万历十一年(1583年)因御史魏允贞弹劾阁臣张四维、申时行为儿子科场舞弊而受到神宗的严旨切责,并左迁外官。著名的东林党人李三才为此而鸣不平,被神宗降职为山东东昌推官。万历二十八年(1600年),李三才三次上疏指责神宗以矿税监之酷而聚敛财富,措词十分激烈,并以其对庸官酷吏的激烈抨击而导致“物异旁午,飞章钩党,倾动朝野”。神宗毫不留情地将李三才落职为民。针对神宗对李三才的迫害,胡忻巧妙地利用黄河水患导致的灾害急需治理黄河人才为由,两次上疏神宗,推荐李三才。这是胡忻对真正的人才、清官,不避嫌疑,挺身而出,表现出的一种爱憎分明,惩恶扬善的中国传统知识分子本色。
万历时由于各地河道年久失修,黄河不断决口,淮河也连年泛滥成灾。
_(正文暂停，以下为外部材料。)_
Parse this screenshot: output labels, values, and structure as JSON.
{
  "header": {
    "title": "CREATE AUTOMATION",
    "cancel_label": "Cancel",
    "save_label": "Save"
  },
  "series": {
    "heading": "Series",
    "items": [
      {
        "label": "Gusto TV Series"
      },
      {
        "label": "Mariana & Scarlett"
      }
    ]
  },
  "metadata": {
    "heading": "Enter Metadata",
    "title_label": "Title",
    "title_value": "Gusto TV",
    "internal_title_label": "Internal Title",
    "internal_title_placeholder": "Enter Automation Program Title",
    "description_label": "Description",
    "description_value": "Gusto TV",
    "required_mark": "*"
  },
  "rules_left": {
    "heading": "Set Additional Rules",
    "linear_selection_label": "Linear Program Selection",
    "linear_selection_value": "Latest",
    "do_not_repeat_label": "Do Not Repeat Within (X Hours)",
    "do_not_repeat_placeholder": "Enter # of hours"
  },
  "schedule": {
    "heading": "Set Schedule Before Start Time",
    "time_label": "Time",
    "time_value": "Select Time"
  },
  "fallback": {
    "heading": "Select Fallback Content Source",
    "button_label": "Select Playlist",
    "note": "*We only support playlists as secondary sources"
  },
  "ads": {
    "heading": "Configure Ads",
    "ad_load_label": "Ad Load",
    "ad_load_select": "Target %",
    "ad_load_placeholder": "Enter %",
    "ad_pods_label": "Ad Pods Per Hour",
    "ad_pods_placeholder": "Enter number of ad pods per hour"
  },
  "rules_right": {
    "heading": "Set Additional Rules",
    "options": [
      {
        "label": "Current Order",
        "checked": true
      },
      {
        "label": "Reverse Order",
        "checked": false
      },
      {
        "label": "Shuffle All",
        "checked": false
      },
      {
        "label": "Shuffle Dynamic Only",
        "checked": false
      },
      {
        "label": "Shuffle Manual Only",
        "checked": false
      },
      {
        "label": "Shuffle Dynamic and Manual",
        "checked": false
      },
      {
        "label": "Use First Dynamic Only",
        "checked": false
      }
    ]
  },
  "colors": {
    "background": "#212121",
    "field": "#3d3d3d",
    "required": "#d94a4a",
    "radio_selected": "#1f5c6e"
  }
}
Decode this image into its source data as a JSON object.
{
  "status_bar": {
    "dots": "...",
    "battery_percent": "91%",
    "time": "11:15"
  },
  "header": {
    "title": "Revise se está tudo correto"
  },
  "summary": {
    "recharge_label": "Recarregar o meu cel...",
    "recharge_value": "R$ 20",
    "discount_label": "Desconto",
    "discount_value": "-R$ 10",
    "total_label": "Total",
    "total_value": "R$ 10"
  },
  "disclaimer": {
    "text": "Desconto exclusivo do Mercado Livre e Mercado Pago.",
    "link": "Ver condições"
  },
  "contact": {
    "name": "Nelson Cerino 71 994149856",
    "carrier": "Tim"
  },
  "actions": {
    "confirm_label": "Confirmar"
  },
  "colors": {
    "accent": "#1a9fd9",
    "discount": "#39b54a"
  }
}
为此,胡忻先后连上八疏,就治河经费,推举河臣向神宗建议。经过多次呼吁和诤谏,神宗最后总算对治河作出安排。
胡忻与贪官酷吏进行斗争、为民请命的罢矿税、为优秀人才呐喊辩诬、治理黄河、淮河等奏疏,为国为民,陈列条策,尤能切中事宜,直声震朝野,时人读之感慨万千,有誉“北海瑞”。后集成《欲焚草》四卷,宋琬在序中说:“大者关国是,次之陈民瘼。或婉讽而曲谕,或慷慨而危涕,炳炳焉,经世之漠也。”又说:“今锺虞已移,山河顿改。读先生之疏,方知其对症之鍼砭,而惜乎当时君相拱揖于广厦细施之上,忽贾生之痛哭反以为迂阔而不情也。”宋琬把胡忻比喻为汉代的贾谊。 (《天水通史》)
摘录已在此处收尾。